Gene Lollis: I think they all are relevant and putting them into real world scale. Like I said, studying the birds, and then looking at the impacts of the cattle on water quality, then now moving into the new world of this carbon stuff is very eye opening. Ranching and cattle industry have a great story to tell there, and I know we're not allowed to say carbon, and we're not allowed to say methane. We're not allowed to say these things. But I believe that we need to stick to a common message. I think in the cattle industry now, I think we've gone from sustainability to resilience to regenerative. Now we're at regenerative. I think there was another word in there, too, somewhere along the line that I forgot. But I mean, they all mean the same, don't they? A buzz word of the year or the day. I think we have a great story to tell and what we do across this country with that. I'm going to say agriculture. I'm going to get on my soap box there a little bit because, as a friend of mine from Hawaii always says, he says, if you look at the GDP of agriculture on the United States, it's what?
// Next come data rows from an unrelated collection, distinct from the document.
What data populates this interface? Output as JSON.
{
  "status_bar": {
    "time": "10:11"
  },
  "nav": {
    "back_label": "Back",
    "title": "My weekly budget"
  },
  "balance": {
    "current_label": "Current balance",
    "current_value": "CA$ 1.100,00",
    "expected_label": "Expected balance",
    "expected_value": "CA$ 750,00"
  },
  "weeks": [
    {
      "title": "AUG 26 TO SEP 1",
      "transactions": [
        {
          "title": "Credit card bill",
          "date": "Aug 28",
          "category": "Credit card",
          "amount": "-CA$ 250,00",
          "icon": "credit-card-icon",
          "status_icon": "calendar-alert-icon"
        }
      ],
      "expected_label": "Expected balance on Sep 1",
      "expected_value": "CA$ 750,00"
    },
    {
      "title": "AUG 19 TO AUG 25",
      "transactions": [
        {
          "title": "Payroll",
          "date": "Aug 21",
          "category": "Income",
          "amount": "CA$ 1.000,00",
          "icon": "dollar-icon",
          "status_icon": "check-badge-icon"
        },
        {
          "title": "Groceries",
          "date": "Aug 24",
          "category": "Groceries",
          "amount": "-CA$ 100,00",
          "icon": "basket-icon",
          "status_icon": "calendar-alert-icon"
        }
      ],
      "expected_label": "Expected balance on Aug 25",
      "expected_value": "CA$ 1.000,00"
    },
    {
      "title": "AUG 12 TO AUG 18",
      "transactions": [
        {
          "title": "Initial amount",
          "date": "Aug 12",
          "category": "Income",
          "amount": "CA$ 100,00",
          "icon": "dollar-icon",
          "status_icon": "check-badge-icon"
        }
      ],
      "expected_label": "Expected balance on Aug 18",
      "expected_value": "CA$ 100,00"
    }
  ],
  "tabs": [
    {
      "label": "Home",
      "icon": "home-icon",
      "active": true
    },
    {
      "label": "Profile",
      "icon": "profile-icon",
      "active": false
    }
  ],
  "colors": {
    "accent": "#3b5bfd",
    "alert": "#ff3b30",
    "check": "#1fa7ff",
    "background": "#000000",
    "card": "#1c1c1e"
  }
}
One to 1.5 percent, maybe two percent of our GDP.

Gene Lollis: But it is the most important 1% to 2% because without it, we'd literally starve to death. Does that make sense? Because, at the end of the day, if we as a nation don't recognize and realize, we talk about energy independence, energy and fuels the same. But we need to do our doggone dang disk to make sure we are food independent or at least the bulk of the foods that we eat and produce, we need to produce right here in this United States, and to be able to be, food independent. Sorry, I got on my soap box.

Tip Hudson: No, it's a good soap box. In fact, I think it was a group I was talking to just a few weeks ago about an article that Jerry Holechek, who's a range scientist out of New Mexico, wrote a few years ago, making the case that doing range lands based livestock production well is a matter of national security. His point was, if we can grow food without a lot of petroleum based inputs and can grow food and fiber in the same space that we're providing wildlife habitat and clean water, that's probably something that we ought to be giving some attention to, and to your point regarding agriculture in general, I don't know yet what I think about all the buildup of infrastructure and the billions and billions of dollars supporting artificial intelligence, but we do still need food and clothing and shelter, regardless of what we're doing with pocket computers, and those things are not coming out of a data center.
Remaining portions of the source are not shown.